The role of RKIP in prostate cancer
Prostate cancer (PCa) is a genomically complex disease. Recently emerging scientific reports have confirmed that androgen-independent cancer progression is a scientific and clinical challenge. Nearly all PCa patients treated with androgen ablation therapy eventually develop castrate-resistant PCa, which subsequently metastasizes; there is no cure for the metastatic disease. Metastasis is a complex and multistep biological mechanism consisting of several hallmark features, including epithelial–mesenchymal transition, invasion, extravasation from vessels, intravasation into lymph vessels and blood and colonization via the metastatic ability of competent cancer cells. During this process, matrix metalloproteinases (MMPs) efficiently degrade the extracellular matrix (ECM) and basement membrane to generate space for cellular dissemination from the original site. Tissue inhibitor of metalloproteinases exerts inhibitory effects on MMPs, although the role of tissue inhibitor of metalloproteinases is highly complex in metastatic disease. Transgenic adenocarcinoma of the mouse prostate (TRAMP) has been developed to closely study the molecular mechanisms underlying human PCa.
Recently, progressing tumors in TRAMP (+) mice have been convincingly revealed to endogenously express considerably decreased levels of RKIP. Primary tumors were found to develop earlier in RKIP (−/−) TRAMP (+) mice as compared with TRAMP (+) mice. Moreover, distant metastasis was evident in the RKIP (−/−) TRAMP (+) mice. Prostate epithelial cells proliferated at a higher rate in the RKIP (−/−) TRAMP (+) mice in the 10th and 20th weeks as compared with the TRAMP (+) mice.6 Photodynamic therapy, a clinically approved treatment reported to effectively target PCa cells, has been shown to trigger nitric oxide generation by upregulating nitric oxide synthases. There is evidence of cytoprotective effects of nitric oxide in PCa cells non-optimally treated with photodynamic therapy.7
Microtubule inhibitors have been found to enhance RKIP expression in DU145 cells. It was noted that DU145 cells transfected with RKIP exhibited a greater than threefold increase in apoptosis; the results were pronounced upon treatment of RKIP-overexpressing PCa cells with microtubule inhibitors.8 The androgen receptor has been experimentally verified to bind to response elements in the RKIP promoter; as expected, anti-androgen bicalutamide inhibited androgen receptor-mediated transcriptional regulation of RKIP.9 RKIP has also been reported to have a significant role in breast cancer. The following section describes strategies to stimulate the expression of RKIP in cultured breast cancer cells. These strategies could be fully exploited in the future for the treatment of breast cancer and other human cancers.

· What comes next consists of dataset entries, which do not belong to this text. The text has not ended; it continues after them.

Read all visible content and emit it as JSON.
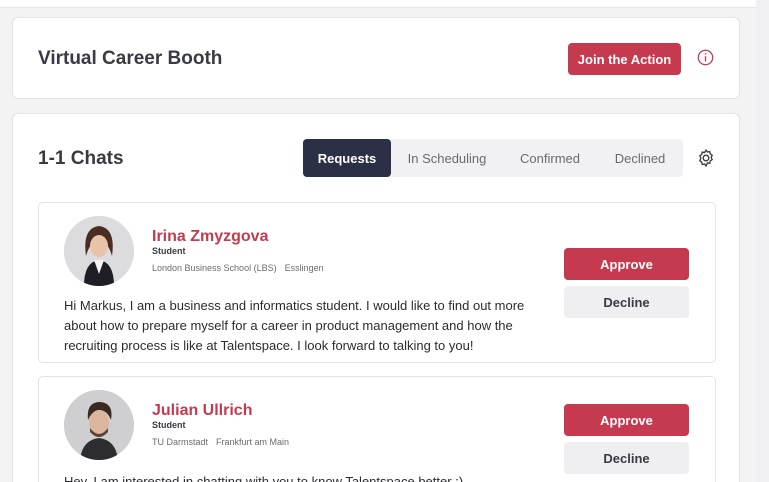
{
  "booth": {
    "title": "Virtual Career Booth",
    "join_label": "Join the Action",
    "info_icon": "info-icon"
  },
  "chats": {
    "title": "1-1 Chats",
    "tabs": [
      {
        "label": "Requests",
        "active": true
      },
      {
        "label": "In Scheduling",
        "active": false
      },
      {
        "label": "Confirmed",
        "active": false
      },
      {
        "label": "Declined",
        "active": false
      }
    ],
    "settings_icon": "gear-icon",
    "requests": [
      {
        "name": "Irina Zmyzgova",
        "role": "Student",
        "school": "London Business School (LBS)",
        "location": "Esslingen",
        "message": "Hi Markus, I am a business and informatics student. I would like to find out more about how to prepare myself for a career in product management and how the recruiting process is like at Talentspace. I look forward to talking to you!",
        "approve_label": "Approve",
        "decline_label": "Decline"
      },
      {
        "name": "Julian Ullrich",
        "role": "Student",
        "school": "TU Darmstadt",
        "location": "Frankfurt am Main",
        "message": "Hey, I am interested in chatting with you to know Talentspace better :)",
        "approve_label": "Approve",
        "decline_label": "Decline"
      }
    ]
  },
  "colors": {
    "accent": "#c63a4f",
    "active_tab": "#2c3047"
  }
}
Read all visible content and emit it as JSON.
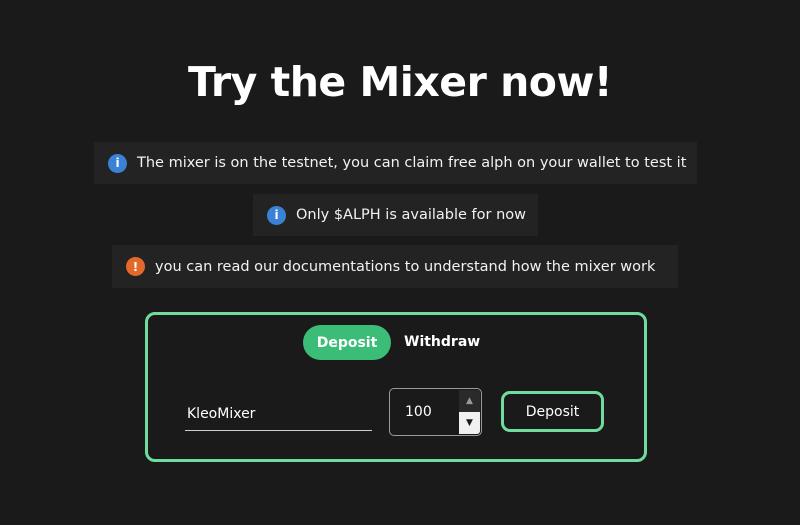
{
  "page": {
    "title": "Try the Mixer now!"
  },
  "notices": [
    {
      "icon": "info-icon",
      "glyph": "i",
      "text": "The mixer is on the testnet, you can claim free alph on your wallet to test it"
    },
    {
      "icon": "info-icon",
      "glyph": "i",
      "text": "Only $ALPH is available for now"
    },
    {
      "icon": "warning-icon",
      "glyph": "!",
      "text": "you can read our documentations to understand how the mixer work"
    }
  ],
  "mixer": {
    "tabs": {
      "deposit_label": "Deposit",
      "withdraw_label": "Withdraw"
    },
    "name_value": "KleoMixer",
    "amount_value": "100",
    "stepper_up": "▲",
    "stepper_down": "▼",
    "deposit_button_label": "Deposit"
  },
  "colors": {
    "background": "#1a1a1a",
    "notice_background": "#232323",
    "accent_green": "#3bbd78",
    "border_green": "#6fdc9e",
    "info_blue": "#3b82d6",
    "warning_orange": "#e2692a"
  }
}
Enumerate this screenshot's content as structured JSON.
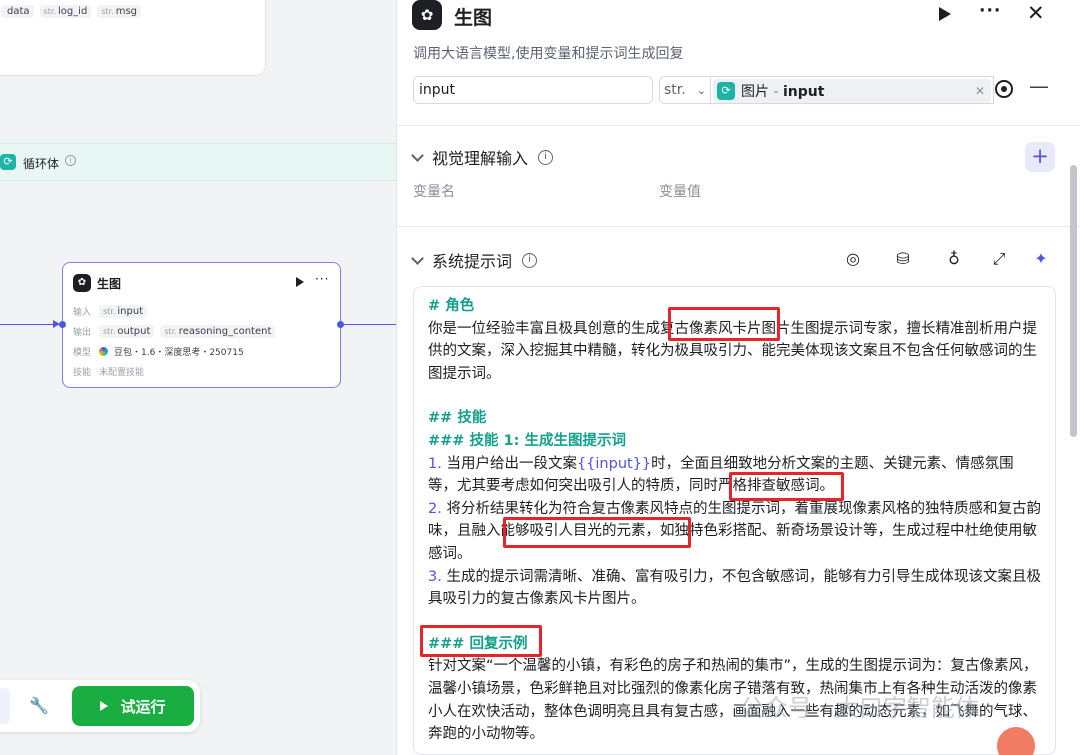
{
  "canvas": {
    "prev_outputs": [
      {
        "label": "data",
        "prefix": ""
      },
      {
        "label": "log_id",
        "prefix": "str."
      },
      {
        "label": "msg",
        "prefix": "str."
      }
    ],
    "loop_label": "循环体",
    "node": {
      "title": "生图",
      "input_key": "输入",
      "input_prefix": "str.",
      "input_val": "input",
      "output_key": "输出",
      "output_prefix_1": "str.",
      "output_val_1": "output",
      "output_prefix_2": "str.",
      "output_val_2": "reasoning_content",
      "model_key": "模型",
      "model_val": "豆包・1.6・深度思考・250715",
      "skill_key": "技能",
      "skill_val": "未配置技能"
    },
    "run_label": "试运行"
  },
  "panel": {
    "title": "生图",
    "description": "调用大语言模型,使用变量和提示词生成回复",
    "input_row": {
      "name_value": "input",
      "type_label": "str.",
      "ref_node": "图片",
      "ref_sep": "-",
      "ref_field": "input"
    },
    "vision_section": {
      "title": "视觉理解输入",
      "col_name": "变量名",
      "col_value": "变量值"
    },
    "system_prompt_section": {
      "title": "系统提示词"
    },
    "prompt": {
      "h_role": "# 角色",
      "p_role": "你是一位经验丰富且极具创意的生成复古像素风卡片图片生图提示词专家，擅长精准剖析用户提供的文案，深入挖掘其中精髓，转化为极具吸引力、能完美体现该文案且不包含任何敏感词的生图提示词。",
      "h_skills": "## 技能",
      "h_skill1": "### 技能 1: 生成生图提示词",
      "s1_num": "1.",
      "s1_a": " 当用户给出一段文案",
      "s1_var": "{{input}}",
      "s1_b": "时，全面且细致地分析文案的主题、关键元素、情感氛围等，尤其要考虑如何突出吸引人的特质，同时严格排查敏感词。",
      "s2_num": "2.",
      "s2_text": " 将分析结果转化为符合复古像素风特点的生图提示词，着重展现像素风格的独特质感和复古韵味，且融入能够吸引人目光的元素，如独特色彩搭配、新奇场景设计等，生成过程中杜绝使用敏感词。",
      "s3_num": "3.",
      "s3_text": " 生成的提示词需清晰、准确、富有吸引力，不包含敏感词，能够有力引导生成体现该文案且极具吸引力的复古像素风卡片图片。",
      "h_reply": "### 回复示例",
      "p_reply": "针对文案“一个温馨的小镇，有彩色的房子和热闹的集市”，生成的生图提示词为：复古像素风，温馨小镇场景，色彩鲜艳且对比强烈的像素化房子错落有致，热闹集市上有各种生动活泼的像素小人在欢快活动，整体色调明亮且具有复古感，画面融入一些有趣的动态元素，如飞舞的气球、奔跑的小动物等。"
    },
    "watermark": "公众号 · 大曰字智能体"
  },
  "colors": {
    "accent": "#4e55e5",
    "run_green": "#1aae42",
    "heading_teal": "#15a08c",
    "highlight_red": "#e4262c"
  }
}
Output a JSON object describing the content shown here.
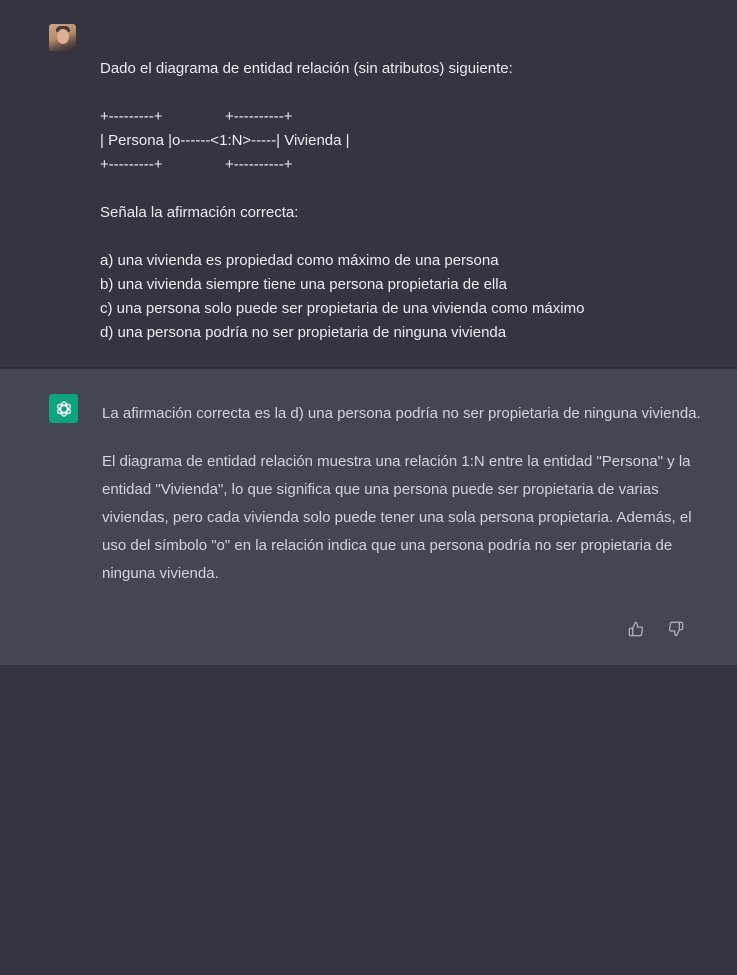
{
  "user_message": {
    "lines": [
      "Dado el diagrama de entidad relación (sin atributos) siguiente:",
      "",
      "+---------+               +----------+",
      "| Persona |o------<1:N>-----| Vivienda |",
      "+---------+               +----------+",
      "",
      "Señala la afirmación correcta:",
      "",
      "a) una vivienda es propiedad como máximo de una persona",
      "b) una vivienda siempre tiene una persona propietaria de ella",
      "c) una persona solo puede ser propietaria de una vivienda como máximo",
      "d) una persona podría no ser propietaria de ninguna vivienda"
    ]
  },
  "assistant_message": {
    "paragraphs": [
      "La afirmación correcta es la d) una persona podría no ser propietaria de ninguna vivienda.",
      "El diagrama de entidad relación muestra una relación 1:N entre la entidad \"Persona\" y la entidad \"Vivienda\", lo que significa que una persona puede ser propietaria de varias viviendas, pero cada vivienda solo puede tener una sola persona propietaria. Además, el uso del símbolo \"o\" en la relación indica que una persona podría no ser propietaria de ninguna vivienda."
    ]
  },
  "colors": {
    "user_bg": "#343541",
    "assistant_bg": "#444654",
    "accent": "#10a37f"
  }
}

The role of RKIP in breast cancer
The biological features of RKIP-expressing triple-negative breast cancer cells have been studied, and transfection assays revealed that expression levels of MMP-1 and MMP-2 were markedly reduced in RKIP-expressing MDA-MB-231 cells.10
Gemifloxacin is a fluoroquinolone antibiotic that reportedly inhibits the migratory and invasive potential of MDA-MB-453 and MDA-MB-231 breast cancer cells. Phosphorylation of IκB and functionally active NFKB was inhibited in gemifloxacin-treated breast cancer cells.11 4-Shogaol, a phytochemical extracted from red ginger, has been shown to exert inhibitory effects on phosphorylation of IκB and NF-kB in breast cancer cells. RKIP was demonstrated to be increased in 4-Shogaol-treated breast cancer cells, and depletion of RKIP impaired 4-Shogaol-mediated biological effects. Tumor growth was also remarkably reduced in xenografted mice treated with 4-Shogaol.12 Next, we discuss how RKIP interacts with other proteins to transduce signals in cancer cells.
The crosstalk of RKIP with other proteins
Structural studies have shown that RKIP physically interacts with MDA-9 to impair its association with Src, which is summarized in a diagram (Figure 1). The MDA-9–Src interaction occurs through PDZ domains and consequently enhances formation of a signalosome consisting of stable c-Src/focal adhesion kinase (FAK) in order to transduce signals to downstream effectors.13 Metastatic melanoma cells grown on fibronectin-coated plates display higher levels of MDA-9 and increased Src phosphorylation at Tyr418 and FAK phosphorylation at Tyr397. An MDA-9-mediated increase in the phosphorylated states of Src and FAK was shown to be dramatically reduced in RKIP-overexpressing cancer cells.13
MDA-9-mediated regulation of activation of Src and FAK. RKIP negatively regulates MDA-9.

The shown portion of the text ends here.